How the #TubeStrike has affected the mobile workforce
For the past two days, London’s underground has practically come to a standstill as the strike by Tube workers has caused chaos in the English capital.
While most hardy workers attempt to get to their offices through crowded buses, taxis and even boats, it brings to light the issue of remote working – an alternative for those who want to remain productive while wisely avoiding the nightmare commute.
A lot of it depends on whether your immediate superior approves, but this week has shown a spike in working from home.

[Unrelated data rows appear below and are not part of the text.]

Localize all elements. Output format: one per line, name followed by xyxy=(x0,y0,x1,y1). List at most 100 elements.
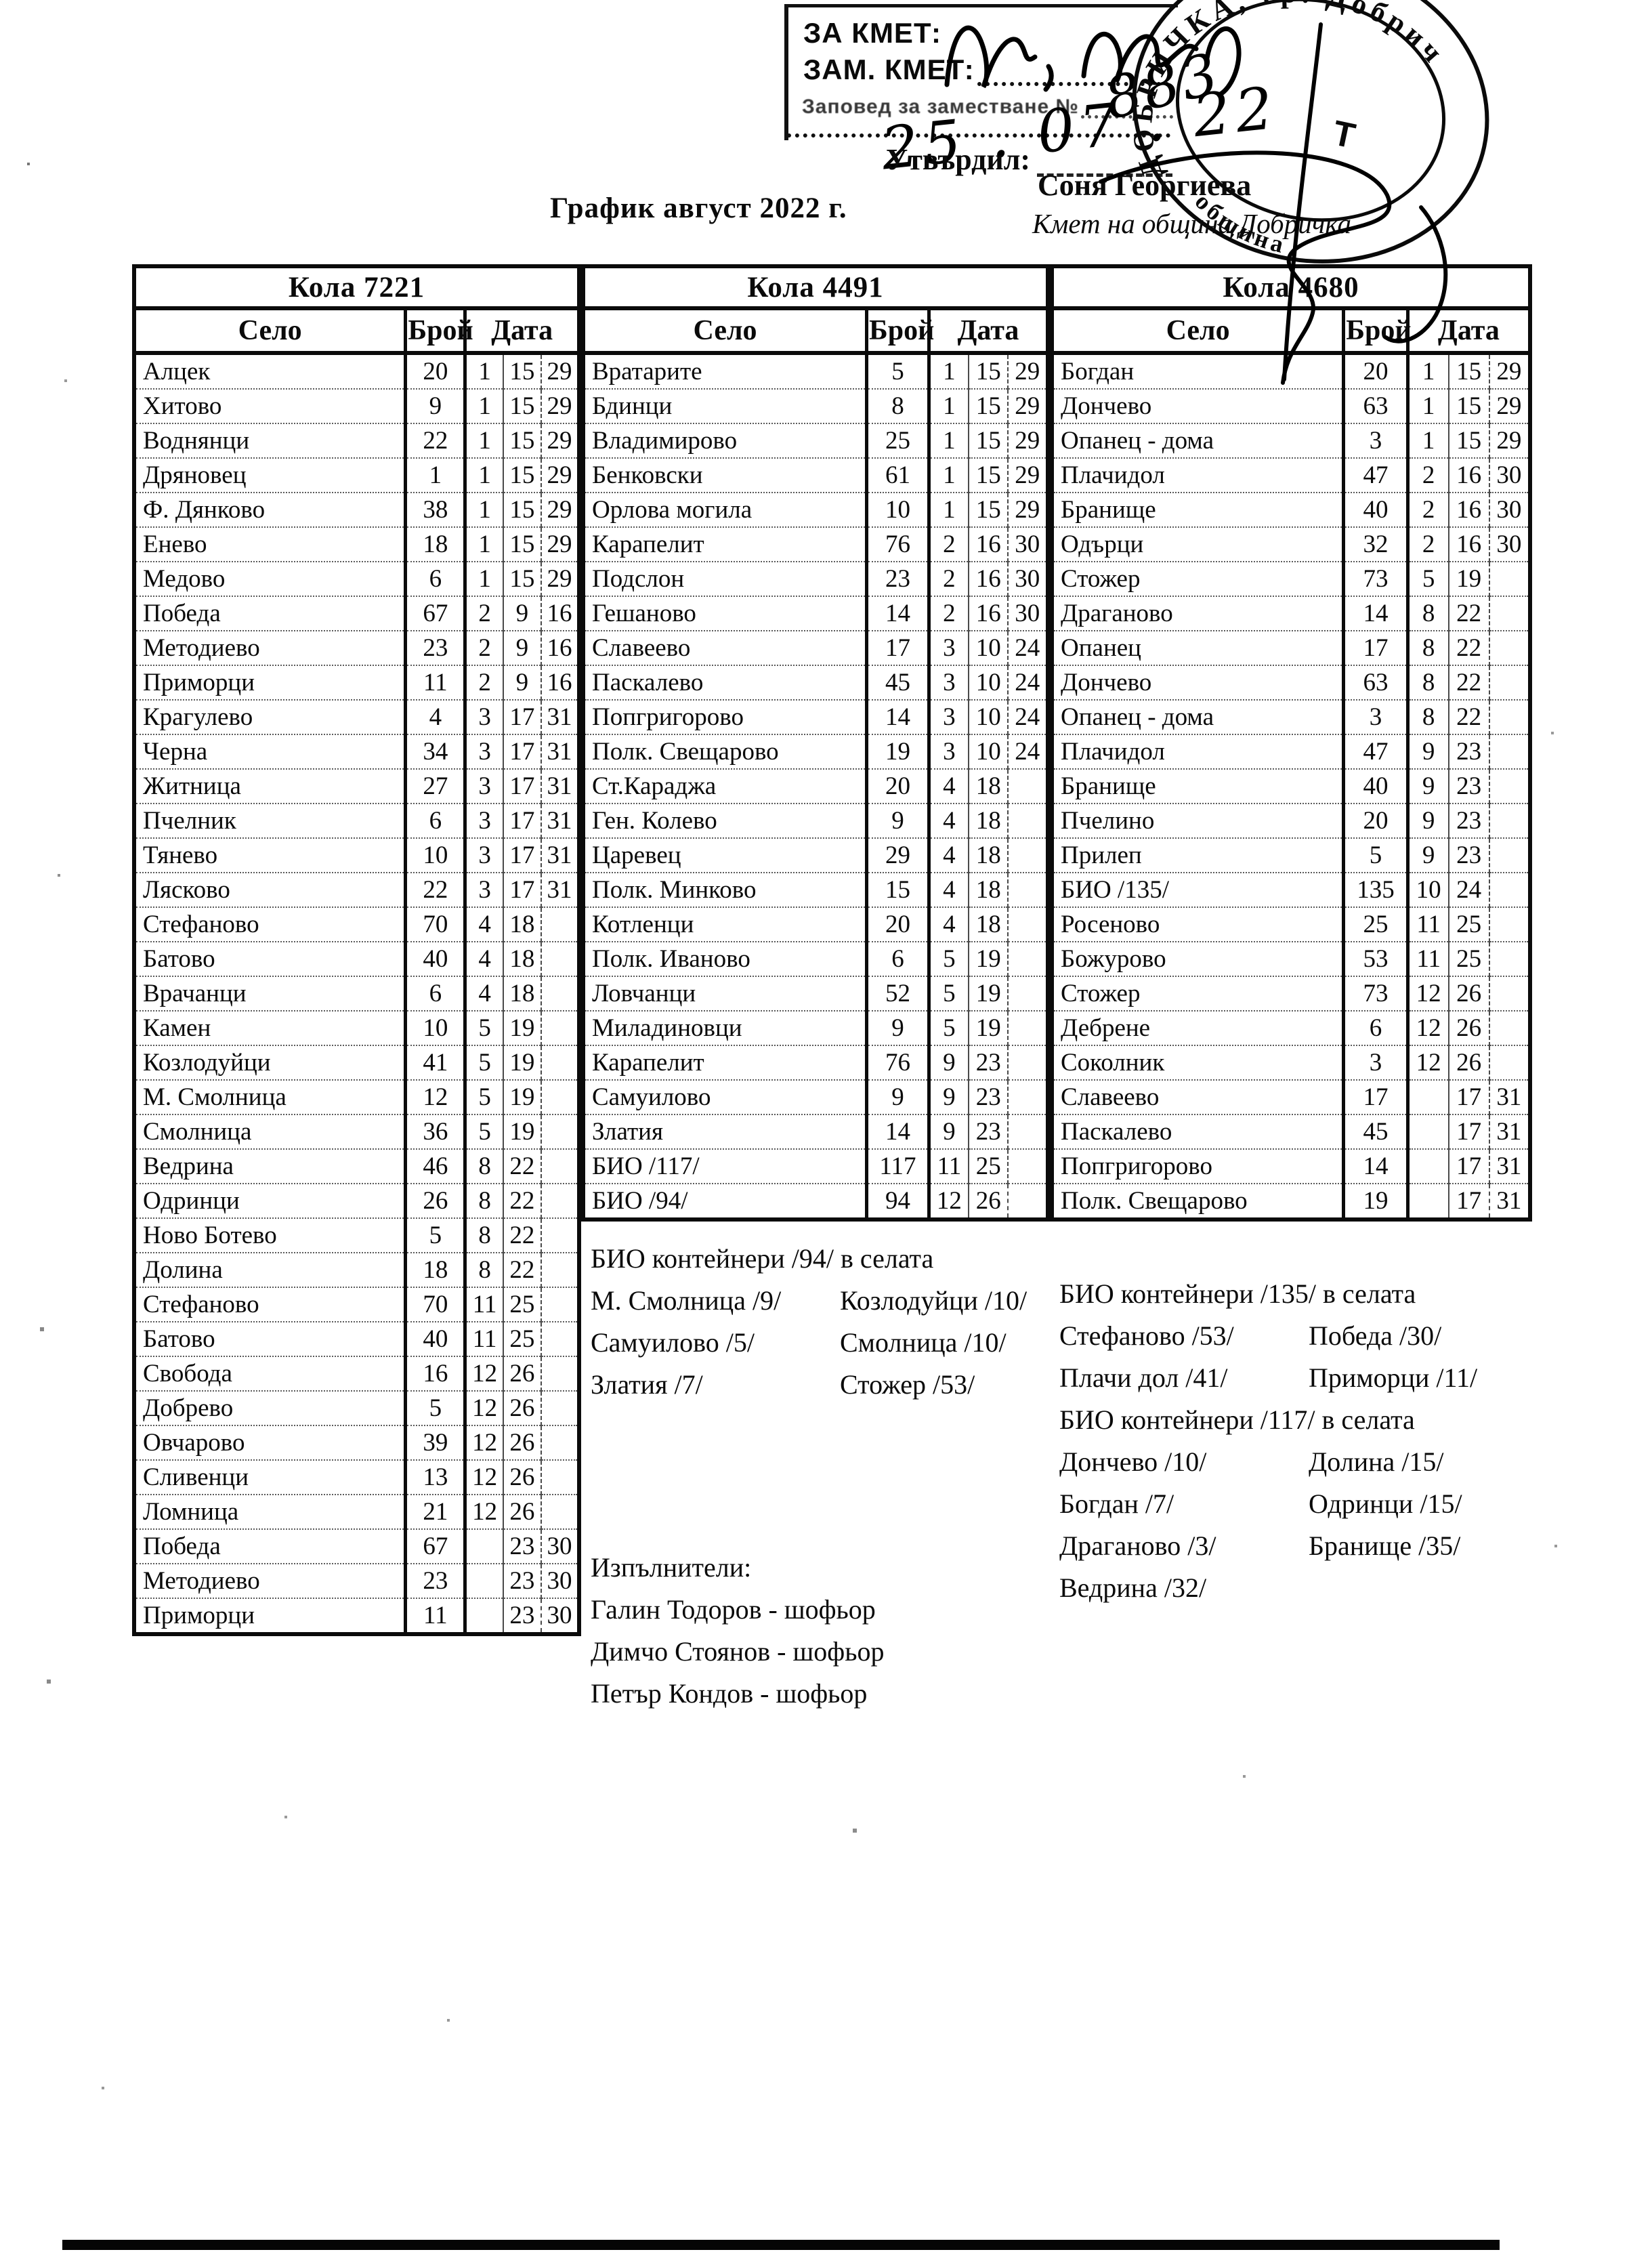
table-row: Черна 34 3 17 31 xyxy=(134,734,579,770)
cell-date-2: 10 xyxy=(968,700,1009,735)
cell-village: Богдан xyxy=(1052,353,1346,390)
table-row: БИО /135/135 10 24 xyxy=(1052,873,1530,908)
table-row: Стефаново 70 4 18 xyxy=(134,907,579,942)
cell-village: Подслон xyxy=(583,562,868,597)
cell-count: 10 xyxy=(866,493,931,528)
cell-date-2: 26 xyxy=(503,1356,542,1392)
cell-count: 18 xyxy=(405,1253,467,1288)
cell-date-2: 25 xyxy=(503,1322,542,1357)
cell-date-2: 16 xyxy=(1448,458,1490,493)
table-row: Дебрене 6 12 26 xyxy=(1052,1011,1530,1046)
table-row: Славеево 17 17 31 xyxy=(1052,1080,1530,1115)
cell-date-2: 19 xyxy=(503,1114,542,1150)
schedule-table-car-7221: Кола 7221 Село Брой Дата Алцек 20 1 15 29 Хит… xyxy=(132,264,581,1636)
cell-date-1: 9 xyxy=(929,1045,969,1081)
table-row: Соколник 3 12 26 xyxy=(1052,1045,1530,1081)
cell-date-2: 16 xyxy=(968,562,1009,597)
cell-date-1: 3 xyxy=(465,700,504,735)
cell-date-3: 29 xyxy=(1008,493,1048,528)
cell-date-2: 18 xyxy=(968,838,1009,873)
note-line: Богдан /7/Одринци /15/ xyxy=(1059,1483,1532,1525)
cell-date-2: 15 xyxy=(968,493,1009,528)
cell-date-1: 5 xyxy=(929,976,969,1012)
cell-count: 20 xyxy=(866,769,931,804)
cell-date-3: 30 xyxy=(1489,458,1530,493)
cell-date-3 xyxy=(541,942,579,977)
cell-date-2: 9 xyxy=(503,596,542,631)
cell-date-1: 2 xyxy=(1407,527,1449,562)
cell-count: 18 xyxy=(405,527,467,562)
cell-date-2: 10 xyxy=(968,734,1009,770)
cell-village: Опанец - дома xyxy=(1052,700,1346,735)
cell-date-1: 5 xyxy=(465,1011,504,1046)
scanner-edge-artifact xyxy=(62,2240,1500,2250)
table-row: Овчарово 39 12 26 xyxy=(134,1425,579,1461)
table-row: Приморци 11 23 30 xyxy=(134,1598,579,1634)
cell-date-2: 19 xyxy=(1448,562,1490,597)
cell-village: Стефаново xyxy=(134,1287,408,1322)
column-header-village: Село xyxy=(583,308,868,355)
cell-date-3 xyxy=(1008,942,1048,977)
cell-date-3: 29 xyxy=(541,562,579,597)
cell-date-1: 3 xyxy=(929,665,969,701)
cell-count: 53 xyxy=(1343,942,1410,977)
cell-village: Полк. Свещарово xyxy=(583,734,868,770)
cell-date-3 xyxy=(541,976,579,1012)
cell-date-3: 30 xyxy=(1489,493,1530,528)
cell-village: Ново Ботево xyxy=(134,1218,408,1253)
cell-count: 19 xyxy=(866,734,931,770)
cell-date-1: 2 xyxy=(929,596,969,631)
table-row: Тянево 10 3 17 31 xyxy=(134,838,579,873)
cell-village: Пчелино xyxy=(1052,804,1346,839)
cell-date-3: 31 xyxy=(541,769,579,804)
cell-date-1: 12 xyxy=(465,1460,504,1495)
cell-date-1: 12 xyxy=(1407,1011,1449,1046)
cell-village: Ведрина xyxy=(134,1149,408,1184)
cell-date-1: 5 xyxy=(1407,562,1449,597)
cell-village: Котленци xyxy=(583,907,868,942)
cell-count: 20 xyxy=(1343,353,1410,390)
cell-date-2: 26 xyxy=(503,1425,542,1461)
table-row: Ст.Караджа 20 4 18 xyxy=(583,769,1048,804)
car-4680-column: Кола 4680 Село Брой Дата Богдан 20 1 15 29 До… xyxy=(1050,264,1532,1609)
cell-date-2: 22 xyxy=(1448,665,1490,701)
cell-date-3 xyxy=(1008,838,1048,873)
cell-count: 70 xyxy=(405,907,467,942)
cell-village: Славеево xyxy=(583,631,868,666)
cell-count: 21 xyxy=(405,1495,467,1530)
bio-containers-94-note: БИО контейнери /94/ в селата М. Смолница… xyxy=(581,1238,1050,1406)
cell-date-3 xyxy=(541,1114,579,1150)
cell-count: 17 xyxy=(866,631,931,666)
cell-date-2: 15 xyxy=(968,389,1009,424)
cell-village: Ловчанци xyxy=(583,976,868,1012)
cell-date-1: 1 xyxy=(1407,353,1449,390)
column-header-date: Дата xyxy=(465,308,579,355)
cell-count: 17 xyxy=(1343,1080,1410,1115)
approver-name: Соня Георгиева xyxy=(1038,169,1252,202)
cell-date-3 xyxy=(1489,804,1530,839)
cell-date-2: 17 xyxy=(1448,1149,1490,1184)
cell-count: 14 xyxy=(1343,596,1410,631)
cell-date-2: 17 xyxy=(503,769,542,804)
cell-date-3 xyxy=(1008,1080,1048,1115)
cell-village: Крагулево xyxy=(134,700,408,735)
cell-date-2: 16 xyxy=(1448,527,1490,562)
cell-date-1: 4 xyxy=(929,838,969,873)
cell-date-1: 1 xyxy=(1407,423,1449,459)
cell-count: 9 xyxy=(866,1011,931,1046)
cell-date-2: 17 xyxy=(1448,1114,1490,1150)
cell-date-3 xyxy=(1489,976,1530,1012)
cell-village: Царевец xyxy=(583,838,868,873)
cell-date-3 xyxy=(1008,976,1048,1012)
cell-date-2: 18 xyxy=(968,804,1009,839)
cell-village: Приморци xyxy=(134,1598,408,1634)
table-row: Методиево 23 23 30 xyxy=(134,1564,579,1599)
cell-date-2: 22 xyxy=(1448,631,1490,666)
table-row: Попгригорово 14 17 31 xyxy=(1052,1149,1530,1184)
cell-date-2: 17 xyxy=(503,734,542,770)
cell-date-3 xyxy=(1489,873,1530,908)
cell-village: Тянево xyxy=(134,838,408,873)
cell-count: 10 xyxy=(405,838,467,873)
table-row: Сливенци 13 12 26 xyxy=(134,1460,579,1495)
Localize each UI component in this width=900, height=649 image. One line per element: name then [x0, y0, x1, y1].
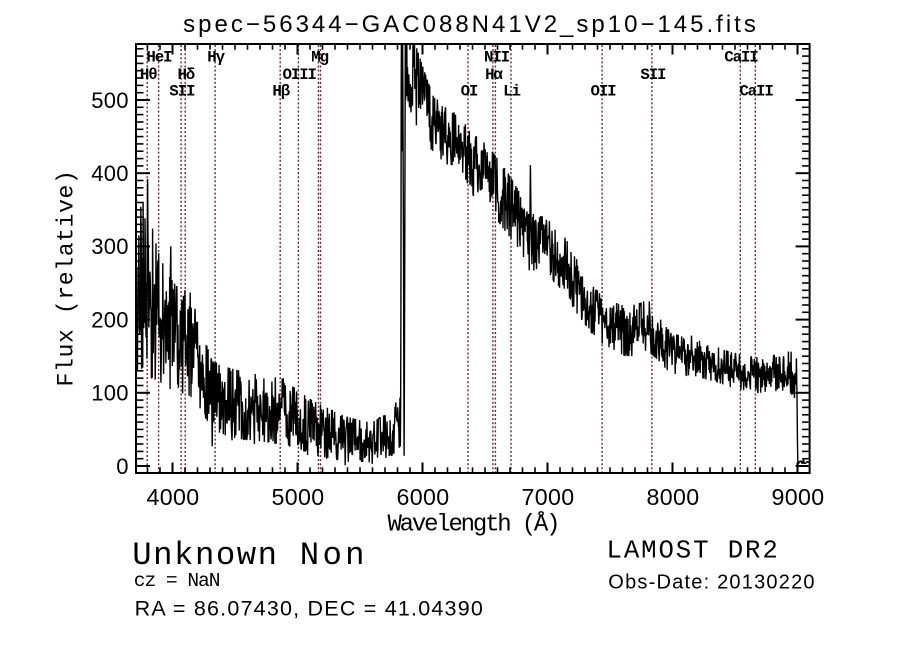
- svg-text:9000: 9000: [771, 484, 824, 510]
- svg-text:SII: SII: [169, 83, 195, 101]
- svg-text:7000: 7000: [521, 484, 574, 510]
- svg-text:Hα: Hα: [485, 66, 503, 84]
- svg-text:Wavelength (Å): Wavelength (Å): [387, 511, 558, 539]
- svg-text:OIII: OIII: [283, 66, 317, 84]
- svg-text:6000: 6000: [396, 484, 449, 510]
- svg-text:400: 400: [91, 161, 129, 186]
- svg-text:Flux (relative): Flux (relative): [54, 170, 80, 387]
- svg-text:Hδ: Hδ: [177, 66, 194, 84]
- svg-text:4000: 4000: [146, 484, 199, 510]
- svg-text:Unknown: Unknown: [132, 537, 278, 574]
- svg-text:SII: SII: [640, 66, 666, 84]
- svg-text:CaII: CaII: [724, 49, 758, 67]
- svg-text:100: 100: [91, 381, 129, 406]
- svg-text:5000: 5000: [271, 484, 324, 510]
- svg-text:8000: 8000: [646, 484, 699, 510]
- svg-text:HeI: HeI: [146, 49, 172, 67]
- svg-text:500: 500: [91, 88, 129, 113]
- svg-text:Li: Li: [503, 83, 520, 101]
- svg-text:Hγ: Hγ: [207, 49, 225, 67]
- svg-text:cz = NaN: cz = NaN: [134, 570, 220, 592]
- svg-text:NII: NII: [484, 49, 510, 67]
- svg-text:200: 200: [91, 307, 129, 332]
- svg-text:CaII: CaII: [739, 83, 773, 101]
- svg-text:OI: OI: [461, 83, 478, 101]
- svg-text:Mg: Mg: [311, 49, 328, 67]
- svg-text:RA = 86.07430, DEC = 41.0439: RA = 86.07430, DEC = 41.04390: [135, 596, 484, 620]
- svg-text:spec−56344−GAC088N41V2_sp10−14: spec−56344−GAC088N41V2_sp10−145.fits: [183, 11, 759, 38]
- svg-text:Hθ: Hθ: [140, 66, 157, 84]
- svg-text:Non: Non: [300, 537, 368, 574]
- svg-text:LAMOST DR2: LAMOST DR2: [607, 537, 780, 566]
- svg-text:OII: OII: [591, 83, 617, 101]
- svg-text:300: 300: [91, 234, 129, 259]
- svg-text:Hβ: Hβ: [272, 83, 290, 101]
- svg-text:Obs-Date: 20130220: Obs-Date: 20130220: [608, 572, 815, 594]
- svg-text:0: 0: [116, 454, 129, 479]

Research from video conferencing software provider Blue Jeans revealed that there was a 27% increase in video conference meetings on Wednesday and Thursday, with the strike officially ending on Thursday at 9pm.
More than four in five (84%) of remote workers logged in using web browsers on their laptops, with 18% using workplace conferencing systems. Interestingly, only 4% used smartphones and tablets, according to the research.
James Campanini, Blue Jeans EMEA VP and general manager, noted the importance of remote working for business today and stressed the responsibility employers have.
“To minimise the impact of travel disruption and maximise the productivity of workers unable to make it to the office, employers need to provide their staff with the suitable enterprise quality tools and policies to allow them to work remotely – whether that’s at home, a coffee shop or even a stranded train,” he said.
“As the need for remote working increases – strike induced or not – it’s more important than ever those organisations have the correct technologies in place to make working from anywhere as seamless a transition from the office desk as possible,” he added.
According to Blue Jeans COO Stu Aaron, one in three of Blue Jeans’ meetings have at least one mobile device connected to them.
This presents a slight disparity when compared with the figures from the Tube strike – yet Aaron sees two kinds of mobile users on these conference calls: those who are just ‘on the go’, and those who prefer to multi-screen.
“Mobile is really a very critical and an increasingly central part of today’s modern meeting,” Aaron added.
The Tube strike, naturally, has garnered social media reaction, with analysis from social aggregator Crimson Hexagon alongside 5W Consulting showing that 17% of Twitter users who commented on the strike would opt for working at home.
26% of Twitter users would opt for cycling over taking the Tube, whilst a quarter (25%) said they preferred to walk and 12% would travel by bus.
Even though the veracity of these facts may be something in between, it still shows that for the truly mobile and remote workforce, there’s still some way to go before full productivity is reached.
Update Feb 10: A previous version of this article claimed the social media figures came from Crimson Hexagon, whereas the figures came from both Crimson Hexagon and 5W Consulting.